Ethan: Yeah, you have to remember that a lot of the early electronic music was done on machines that weren’t as steady. The timing wasn’t as steady. The early MPCs not only did their own swing – which is an intentional inaccuracy in the 16th notes – but the machine had flaws in its own timing. It wasn’t as rigid as something programmed on a computer, which is extremely exact.
You come through town a few times a year, you’re always on tour and from what I’ve heard you’re working on a new album now too. Do either of you work on any other projects aside from Tortured Soul?

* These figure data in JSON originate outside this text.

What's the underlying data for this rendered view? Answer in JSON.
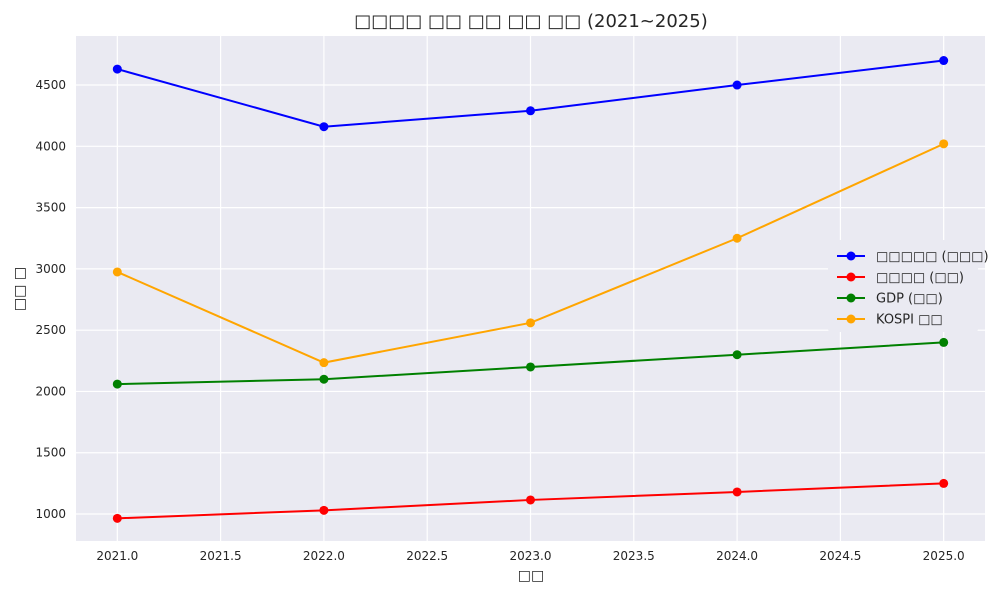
{
  "chart_data": {
    "type": "line",
    "title": "□□□□ □□ □□ □□ □□ (2021~2025)",
    "xlabel": "□□",
    "ylabel": "□□ □",
    "x": [
      2021,
      2022,
      2023,
      2024,
      2025
    ],
    "xlim": [
      2020.8,
      2025.2
    ],
    "ylim": [
      780,
      4900
    ],
    "xticks": [
      "2021.0",
      "2021.5",
      "2022.0",
      "2022.5",
      "2023.0",
      "2023.5",
      "2024.0",
      "2024.5",
      "2025.0"
    ],
    "xtick_values": [
      2021,
      2021.5,
      2022,
      2022.5,
      2023,
      2023.5,
      2024,
      2024.5,
      2025
    ],
    "yticks": [
      "1000",
      "1500",
      "2000",
      "2500",
      "3000",
      "3500",
      "4000",
      "4500"
    ],
    "ytick_values": [
      1000,
      1500,
      2000,
      2500,
      3000,
      3500,
      4000,
      4500
    ],
    "grid": true,
    "legend_position": "center-right",
    "series": [
      {
        "name": "□□□□□ (□□□)",
        "color": "#0000ff",
        "values": [
          4630,
          4160,
          4290,
          4500,
          4700
        ]
      },
      {
        "name": "□□□□ (□□)",
        "color": "#ff0000",
        "values": [
          965,
          1030,
          1115,
          1180,
          1250
        ]
      },
      {
        "name": "GDP (□□)",
        "color": "#008000",
        "values": [
          2060,
          2100,
          2200,
          2300,
          2400
        ]
      },
      {
        "name": "KOSPI □□",
        "color": "#ffa500",
        "values": [
          2975,
          2235,
          2560,
          3250,
          4020
        ]
      }
    ]
  }
}
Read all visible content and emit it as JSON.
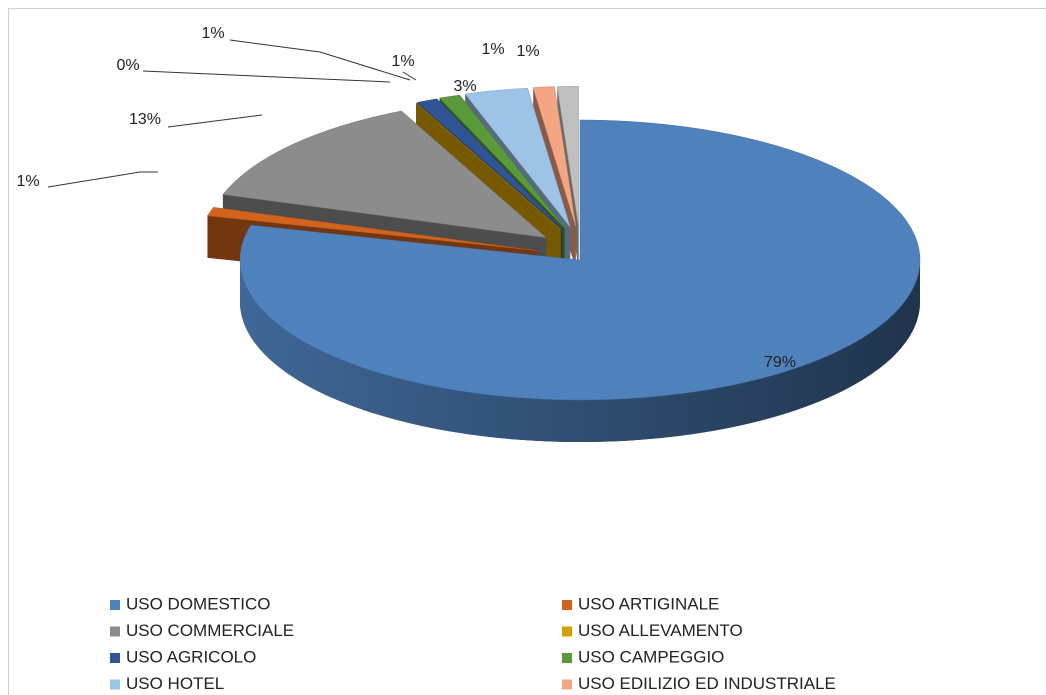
{
  "chart_data": {
    "type": "pie",
    "categories": [
      "USO DOMESTICO",
      "USO ARTIGINALE",
      "USO COMMERCIALE",
      "USO ALLEVAMENTO",
      "USO AGRICOLO",
      "USO CAMPEGGIO",
      "USO HOTEL",
      "USO EDILIZIO ED INDUSTRIALE",
      null
    ],
    "values": [
      79,
      1,
      13,
      0,
      1,
      1,
      3,
      1,
      1
    ],
    "value_labels": [
      "79%",
      "1%",
      "13%",
      "0%",
      "1%",
      "1%",
      "3%",
      "1%",
      "1%"
    ],
    "colors": [
      "#4f81bd",
      "#d0641e",
      "#8c8c8c",
      "#d4a000",
      "#2f5597",
      "#5a9a3a",
      "#9dc3e6",
      "#f4a582",
      "#bfbfbf"
    ],
    "legend": "bottom"
  }
}
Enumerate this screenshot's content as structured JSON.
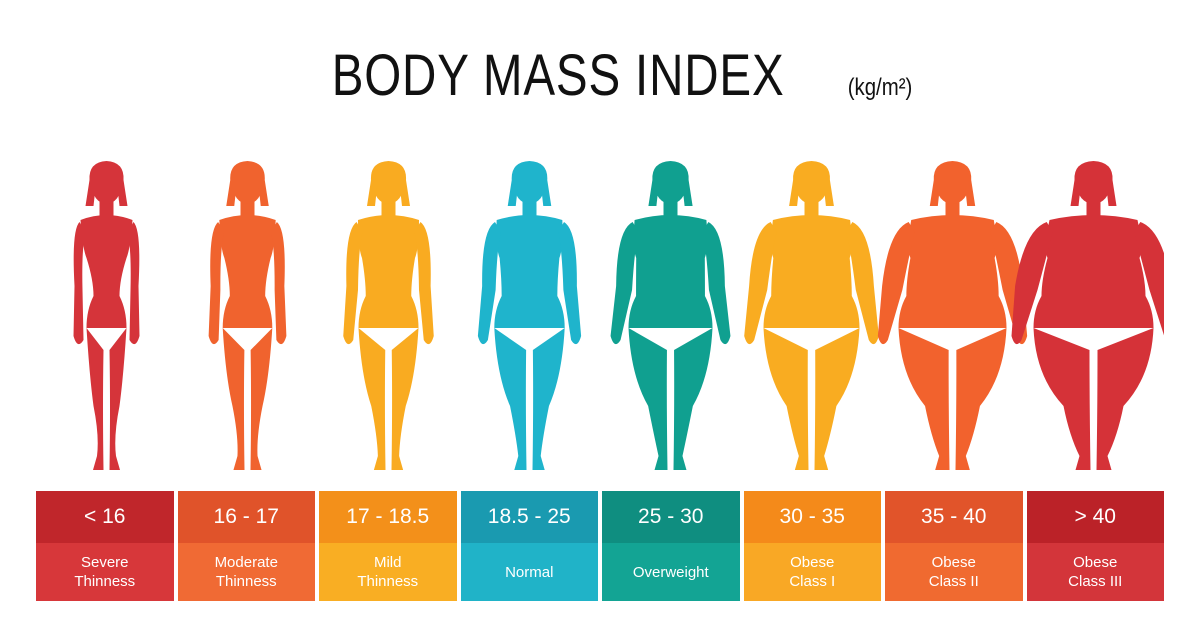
{
  "title": {
    "main": "BODY MASS INDEX",
    "unit": "(kg/m²)"
  },
  "categories": [
    {
      "range": "< 16",
      "label": "Severe\nThinness",
      "dark": "#c0262b",
      "light": "#d7373a",
      "fig": "#d5343a",
      "build": 0.0
    },
    {
      "range": "16 - 17",
      "label": "Moderate\nThinness",
      "dark": "#e0532a",
      "light": "#f06a34",
      "fig": "#f0632e",
      "build": 0.12
    },
    {
      "range": "17 - 18.5",
      "label": "Mild\nThinness",
      "dark": "#f3901a",
      "light": "#f9ae23",
      "fig": "#f9ab21",
      "build": 0.25
    },
    {
      "range": "18.5 - 25",
      "label": "Normal",
      "dark": "#1a9ab0",
      "light": "#20b3c8",
      "fig": "#1fb4cc",
      "build": 0.38
    },
    {
      "range": "25 - 30",
      "label": "Overweight",
      "dark": "#0f8e80",
      "light": "#13a494",
      "fig": "#10a090",
      "build": 0.55
    },
    {
      "range": "30 - 35",
      "label": "Obese\nClass I",
      "dark": "#f48a1a",
      "light": "#f9a825",
      "fig": "#f9ac21",
      "build": 0.7
    },
    {
      "range": "35 - 40",
      "label": "Obese\nClass II",
      "dark": "#e1542a",
      "light": "#f06a30",
      "fig": "#f2622d",
      "build": 0.85
    },
    {
      "range": "> 40",
      "label": "Obese\nClass III",
      "dark": "#bb2228",
      "light": "#d3353a",
      "fig": "#d53238",
      "build": 1.0
    }
  ]
}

Christian: NO! JUST TORTURED SOUL! [laughs] Uh, yeah, I guess we do. There’s an R&B song that I wrote a number of years ago that just got recorded by a Japanese group called Blue Swing. There’s a song that a singer featured on, Danni D’Andrea that we’re going to release on TSTC Records. We did a remix for a production that Ashley Jana sang on. I also co-wrote a song with Bluey and sang on the Incognito album Transatlantic a couple years ago.
So we’re not doing Tortured Soul 24/7. It’s more like, maybe… 23/6?
Ethan: Yeah, the other stuff just seems like a hobby. I do play gigs with local musicians here in New Orleans sometimes. They’ll tell me they’ll pay this amount and I’m like eh, I don’t care. If you’re nice and it’s going to be fun, let’s do it. It’s almost like a hobby.
I do some recording work for other people as well. Maybe the most notable thing in the last year or two is a group called the Analog Players Society from Brooklyn that does kind of electronic world music. They were featured on Fresh Air or something and went to #1 on iTunes’ world charts for several weeks. Those records I’m kind of all over. Some of them are just all me, just soloing or whatever. For remixes, just did one for a New Orleans band called Waterseed, and hopefully we’ll release that on TSTC. And I just did a remix for Zaki Ibrahim from South Africa.